In Peru, where regulations frequently change and oversight can be challenging, companies should prioritize legal compliance and strong corporate governance. These practices help prevent penalties and foster sustainability, transparency, and stakeholder trust.
Legal compliance in Peru involves correct registration in public registries, precise presentation of financial statements, and adherence to tax rules set by the SUNAT (Superintendencia Nacional de Aduanas y Administración Tributaria – National Superintendency of Customs and Tax Administration), as well as the implementation of safeguards against offenses such as money laundering and corruption, as required by Law No. 30424 and its regulations. In contrast, corporate governance refers to the framework of principles, policies, and processes that direct and control companies. The SMV (Superintendencia del Mercado de Valores – Superintendency of Securities Market) has issued a guide based on its Code of Good Corporate Governance for Peruvian companies, primarily those accessing the securities market and small and medium-sized enterprises seeking to strengthen governance.
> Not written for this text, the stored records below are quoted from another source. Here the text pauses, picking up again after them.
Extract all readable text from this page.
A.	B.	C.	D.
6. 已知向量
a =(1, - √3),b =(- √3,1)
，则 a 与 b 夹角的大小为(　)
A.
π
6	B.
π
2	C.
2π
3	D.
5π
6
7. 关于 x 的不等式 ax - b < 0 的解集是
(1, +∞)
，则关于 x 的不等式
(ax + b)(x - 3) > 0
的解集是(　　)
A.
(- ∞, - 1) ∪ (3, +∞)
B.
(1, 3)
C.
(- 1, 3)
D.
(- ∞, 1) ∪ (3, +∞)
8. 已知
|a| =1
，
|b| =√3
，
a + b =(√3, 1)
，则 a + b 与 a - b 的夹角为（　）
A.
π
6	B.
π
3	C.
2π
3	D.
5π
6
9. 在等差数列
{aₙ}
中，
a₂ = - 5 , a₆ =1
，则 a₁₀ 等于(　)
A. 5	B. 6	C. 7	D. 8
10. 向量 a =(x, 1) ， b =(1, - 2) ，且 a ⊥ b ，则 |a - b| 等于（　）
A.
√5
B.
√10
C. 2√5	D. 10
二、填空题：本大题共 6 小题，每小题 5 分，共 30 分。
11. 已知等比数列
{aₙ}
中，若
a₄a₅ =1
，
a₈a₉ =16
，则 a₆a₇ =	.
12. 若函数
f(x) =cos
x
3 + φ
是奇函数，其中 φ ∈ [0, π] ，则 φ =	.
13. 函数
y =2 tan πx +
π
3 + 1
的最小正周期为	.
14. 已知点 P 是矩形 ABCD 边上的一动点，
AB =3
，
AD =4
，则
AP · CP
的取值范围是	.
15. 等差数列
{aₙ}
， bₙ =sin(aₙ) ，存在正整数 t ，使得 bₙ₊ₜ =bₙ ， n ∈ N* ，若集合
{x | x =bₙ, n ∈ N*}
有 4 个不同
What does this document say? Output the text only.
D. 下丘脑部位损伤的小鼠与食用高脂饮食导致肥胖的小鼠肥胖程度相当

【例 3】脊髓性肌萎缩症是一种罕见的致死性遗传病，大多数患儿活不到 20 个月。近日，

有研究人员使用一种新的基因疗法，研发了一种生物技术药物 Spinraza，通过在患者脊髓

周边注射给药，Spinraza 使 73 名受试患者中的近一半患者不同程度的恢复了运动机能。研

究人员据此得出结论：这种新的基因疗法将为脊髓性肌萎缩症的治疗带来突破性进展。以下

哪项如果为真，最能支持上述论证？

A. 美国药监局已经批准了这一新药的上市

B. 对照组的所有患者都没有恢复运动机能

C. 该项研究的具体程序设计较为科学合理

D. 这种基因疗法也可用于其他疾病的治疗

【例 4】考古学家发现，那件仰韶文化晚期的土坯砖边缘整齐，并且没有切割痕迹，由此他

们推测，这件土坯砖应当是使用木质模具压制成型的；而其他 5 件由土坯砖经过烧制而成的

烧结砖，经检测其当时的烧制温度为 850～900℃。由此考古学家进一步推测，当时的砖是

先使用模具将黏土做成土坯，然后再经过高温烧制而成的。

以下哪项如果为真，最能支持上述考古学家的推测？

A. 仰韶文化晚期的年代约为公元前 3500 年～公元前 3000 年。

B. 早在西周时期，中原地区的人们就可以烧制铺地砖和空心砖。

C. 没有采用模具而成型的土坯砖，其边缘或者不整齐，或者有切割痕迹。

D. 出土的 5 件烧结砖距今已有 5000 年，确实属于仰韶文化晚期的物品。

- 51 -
Risks and Consequences of Poor Management
Ignoring legal requirements can have serious financial, reputational, and legal effects:
- Administrative and tax penalties: The SUNAT may impose fines for omissions in returns, inconsistencies in accounting books, or failure to comply with formal obligations. For example, according to the Tax Code (Consolidated Amended Text D.S. No. 133-2013-EF), fines may exceed 50 UIT (Unidad Impositiva Tributaria – Applicable Tax Unit) depending on the offense.
- Criminal liability of legal entities: Under Law No. 30424, companies may be criminally liable for offenses such as bribery, collusion, and money laundering if they do not have an ordered prevention model.
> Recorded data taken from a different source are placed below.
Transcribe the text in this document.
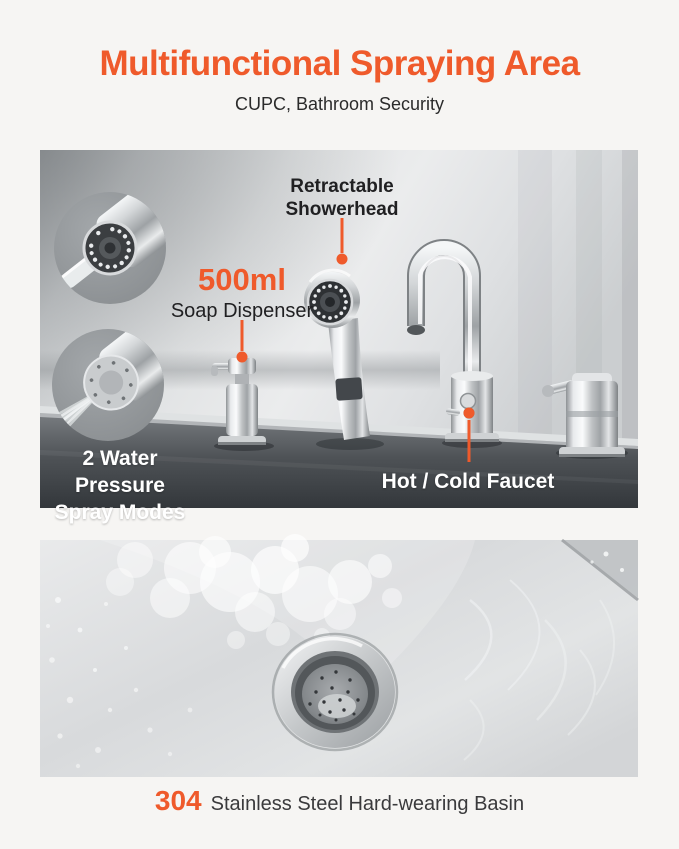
Multifunctional Spraying Area
CUPC, Bathroom Security
Retractable
Showerhead
500ml
Soap Dispenser
2 Water Pressure
Spray Modes
Hot / Cold Faucet
304 Stainless Steel Hard-wearing Basin
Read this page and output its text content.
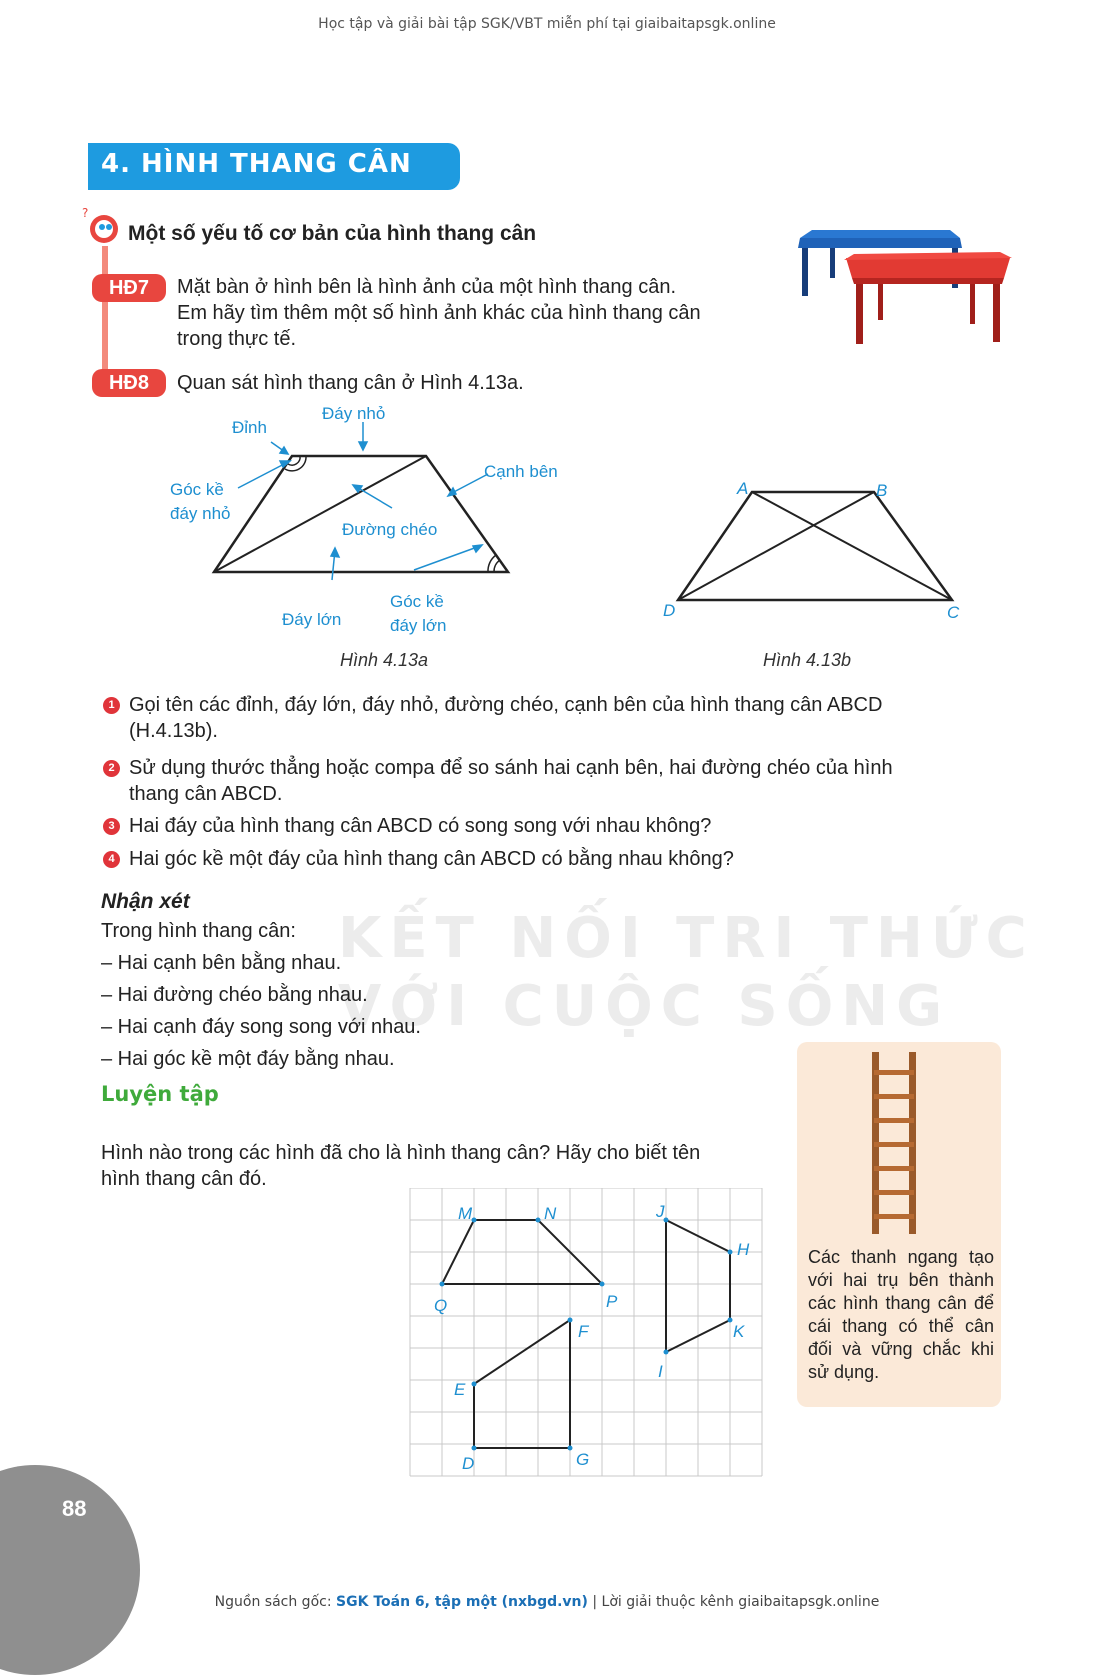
Học tập và giải bài tập SGK/VBT miễn phí tại giaibaitapsgk.online
KẾT NỐI TRI THỨC
VỚI CUỘC SỐNG
4. HÌNH THANG CÂN
?
Một số yếu tố cơ bản của hình thang cân
HĐ7	Mặt bàn ở hình bên là hình ảnh của một hình thang cân.
Em hãy tìm thêm một số hình ảnh khác của hình thang cân
trong thực tế.
HĐ8	Quan sát hình thang cân ở Hình 4.13a.
Đỉnh
Đáy nhỏ
Cạnh bên
Góc kề
đáy nhỏ
Đường chéo
Góc kề
đáy lớn
Đáy lớn
Hình 4.13a
A	B
D	C
Hình 4.13b
1 Gọi tên các đỉnh, đáy lớn, đáy nhỏ, đường chéo, cạnh bên của hình thang cân ABCD
(H.4.13b).
2 Sử dụng thước thẳng hoặc compa để so sánh hai cạnh bên, hai đường chéo của hình
thang cân ABCD.
3 Hai đáy của hình thang cân ABCD có song song với nhau không?
4 Hai góc kề một đáy của hình thang cân ABCD có bằng nhau không?
Nhận xét
Trong hình thang cân:
– Hai cạnh bên bằng nhau.
– Hai đường chéo bằng nhau.
– Hai cạnh đáy song song với nhau.
– Hai góc kề một đáy bằng nhau.
Luyện tập
Hình nào trong các hình đã cho là hình thang cân? Hãy cho biết tên
hình thang cân đó.
M	N
P
Q
J
H
K
I
F
E
G
D
Các thanh ngang tạo với hai trụ bên thành các hình thang cân để cái thang có thể cân đối và vững chắc khi sử dụng.
88
Nguồn sách gốc: SGK Toán 6, tập một (nxbgd.vn) | Lời giải thuộc kênh giaibaitapsgk.online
- Invalidity of corporate decisions: If the minutes are not duly recorded or the bodies are not correctly constituted, the resolutions of the board of directors or the general meeting may be contested.
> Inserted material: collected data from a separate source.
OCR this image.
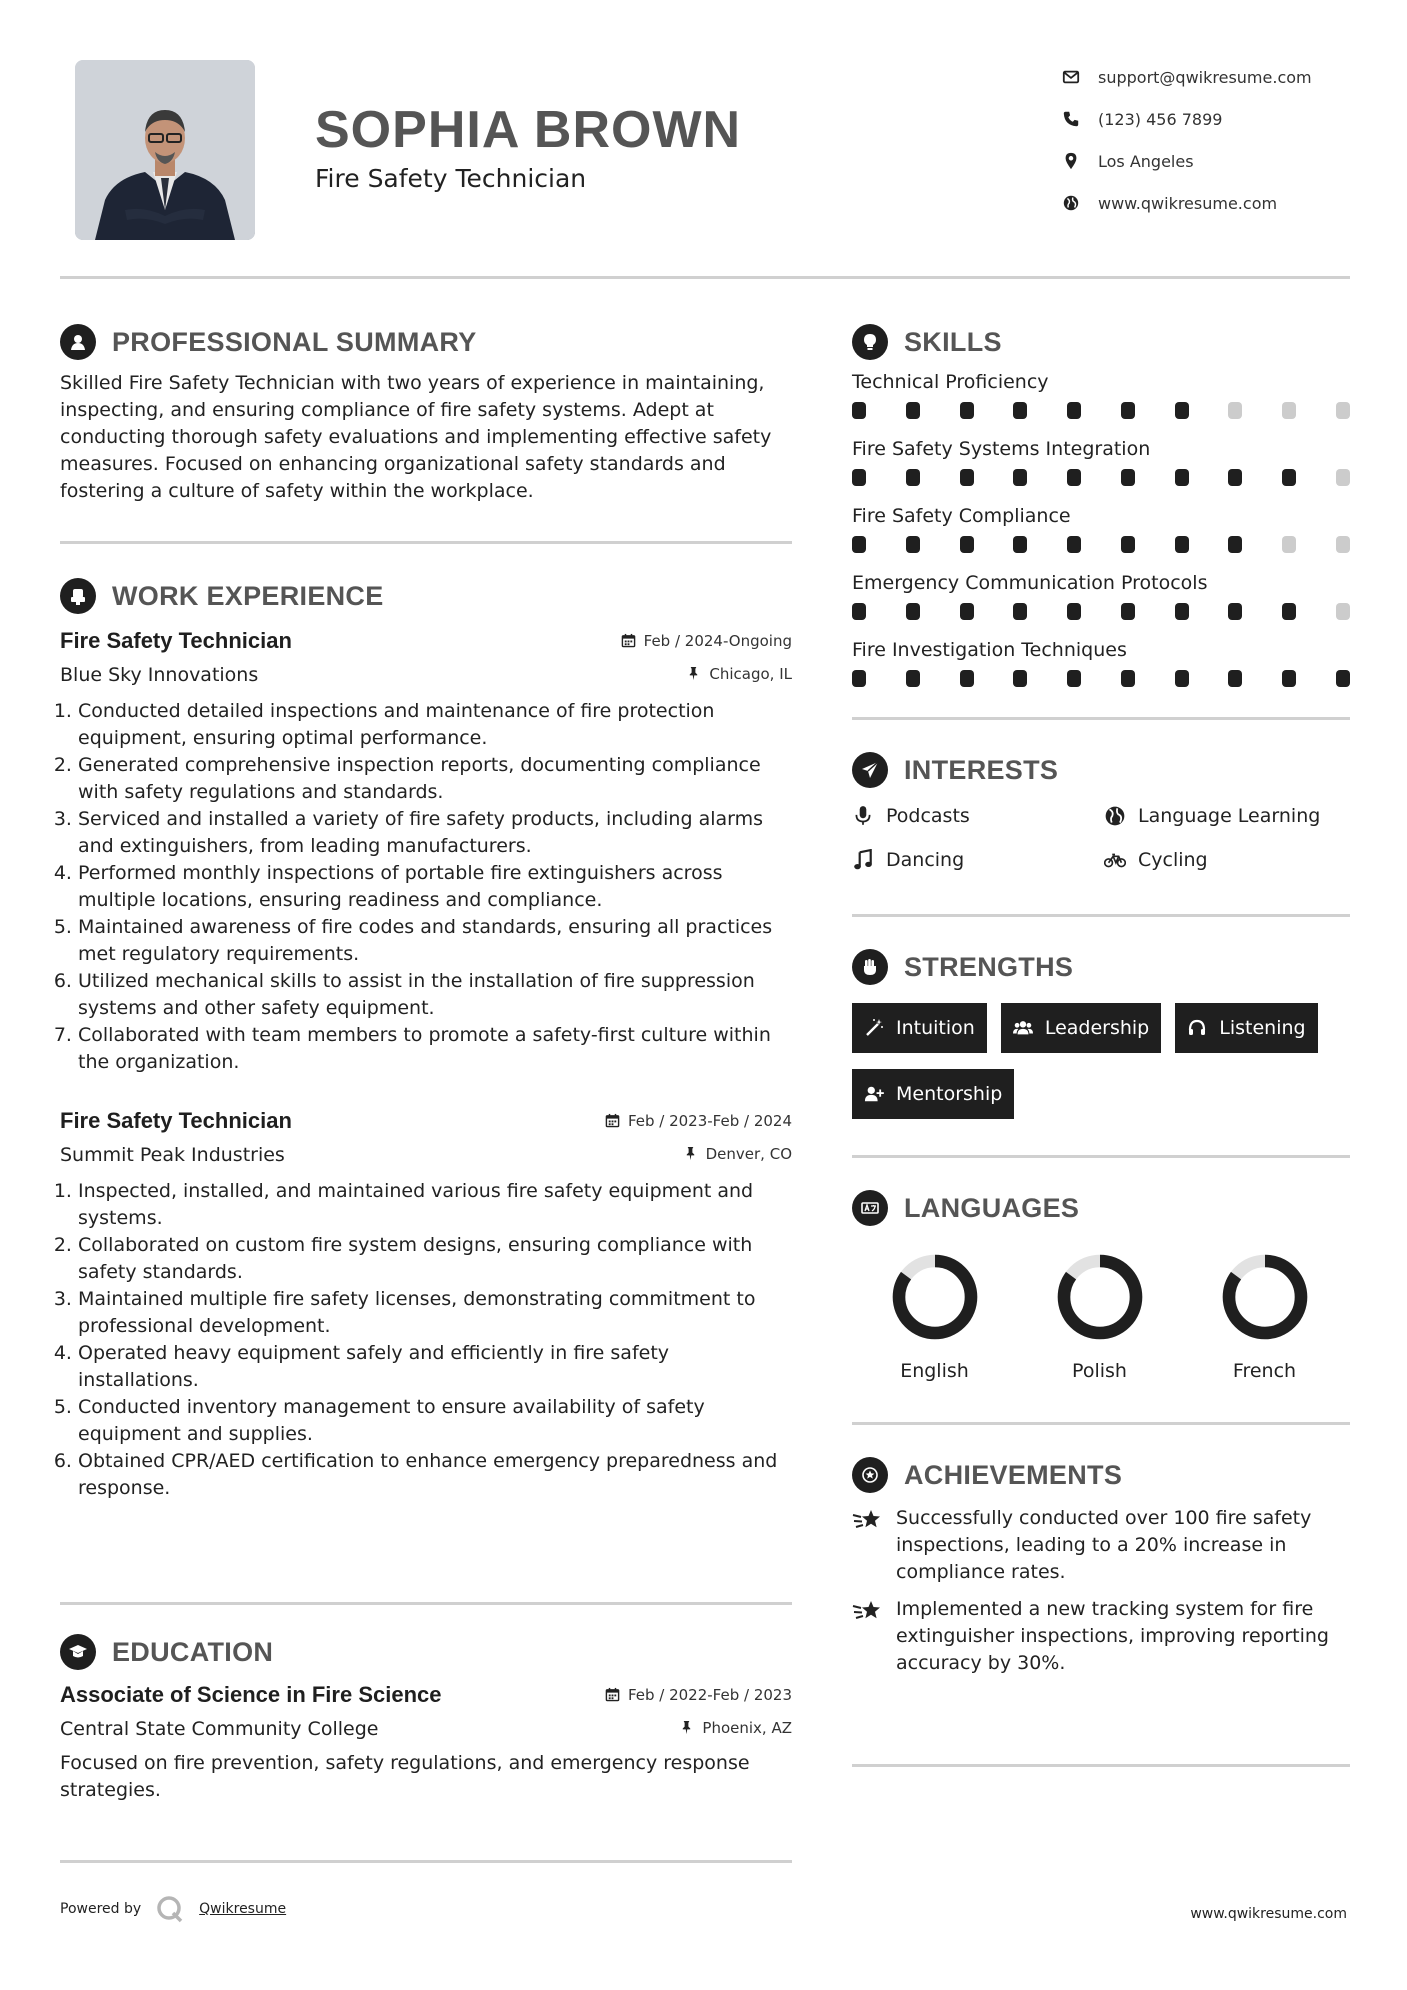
SOPHIA BROWN
Fire Safety Technician
support@qwikresume.com
(123) 456 7899
Los Angeles
www.qwikresume.com
PROFESSIONAL SUMMARY

Skilled Fire Safety Technician with two years of experience in maintaining, inspecting, and ensuring compliance of fire safety systems. Adept at conducting thorough safety evaluations and implementing effective safety measures. Focused on enhancing organizational safety standards and fostering a culture of safety within the workplace.

WORK EXPERIENCE
Fire Safety Technician	Feb / 2024-Ongoing
Blue Sky Innovations	Chicago, IL
1. Conducted detailed inspections and maintenance of fire protection equipment, ensuring optimal performance.
2. Generated comprehensive inspection reports, documenting compliance with safety regulations and standards.
3. Serviced and installed a variety of fire safety products, including alarms and extinguishers, from leading manufacturers.
4. Performed monthly inspections of portable fire extinguishers across multiple locations, ensuring readiness and compliance.
5. Maintained awareness of fire codes and standards, ensuring all practices met regulatory requirements.
6. Utilized mechanical skills to assist in the installation of fire suppression systems and other safety equipment.
7. Collaborated with team members to promote a safety-first culture within the organization.
Fire Safety Technician	Feb / 2023-Feb / 2024
Summit Peak Industries	Denver, CO
1. Inspected, installed, and maintained various fire safety equipment and systems.
2. Collaborated on custom fire system designs, ensuring compliance with safety standards.
3. Maintained multiple fire safety licenses, demonstrating commitment to professional development.
4. Operated heavy equipment safely and efficiently in fire safety installations.
5. Conducted inventory management to ensure availability of safety equipment and supplies.
6. Obtained CPR/AED certification to enhance emergency preparedness and response.
EDUCATION
Associate of Science in Fire Science	Feb / 2022-Feb / 2023
Central State Community College	Phoenix, AZ

Focused on fire prevention, safety regulations, and emergency response strategies.

SKILLS
Technical Proficiency
Fire Safety Systems Integration
Fire Safety Compliance
Emergency Communication Protocols
Fire Investigation Techniques
INTERESTS
Podcasts	Language Learning
Dancing	Cycling
STRENGTHS
Intuition	Leadership	Listening
Mentorship
LANGUAGES
English	Polish	French
ACHIEVEMENTS
Successfully conducted over 100 fire safety inspections, leading to a 20% increase in compliance rates.
Implemented a new tracking system for fire extinguisher inspections, improving reporting accuracy by 30%.
Powered by	Qwikresume	www.qwikresume.com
- Reputational risks: Weak legal and corporate governance damages a company’s standing with customers, suppliers, and investors. In regulated markets, this can result in license loss or exclusion from government procurements.
Specific Best Practices for Compliance and Governance
Below are some key practices recommended by entities such as the SMV and the SBS (Superintendencia de Banca y Seguros – Superintendency of Banking and Insurance) for Peruvian companies:
- Implementation of a regulatory compliance program: This practice should include a legal risk matrix, internal controls, reporting channels, and remediation processes. In the case of criminal offenses, it is crucial to have a Prevention Model in accordance with Law No. 30424.
- Transparency and access to information policies: The SMV recommends that companies publish their financial statements, updated bylaws, and annual reports to facilitate citizen and investor oversight.
- Independent board with clear functions: To avoid conflicts of interest, the board must have independent members and perform strategic and supervisory functions, but not operational ones.
- Active tax compliance: This is not about filing taxes on time, but about reviewing the tax criteria applied (such as deductions, exemptions, and others) to avoid objections that could lead to complex audits.
Specialized Advice As a Pillar of Compliance
Due to the complexity of legal and tax obligations, many Peruvian companies engage legal advisory services. A multidisciplinary team of lawyers, accountants, and auditors can help anticipate risks, structure the company appropriately, align its tax regime with operations, and prevent costly errors.
Legal advice is also essential for developing and implementing prevention models that protect companies from corporate criminal liability. This requires both technical expertise and familiarity with the standards of the Judicial Branch and the Office of the Attorney General.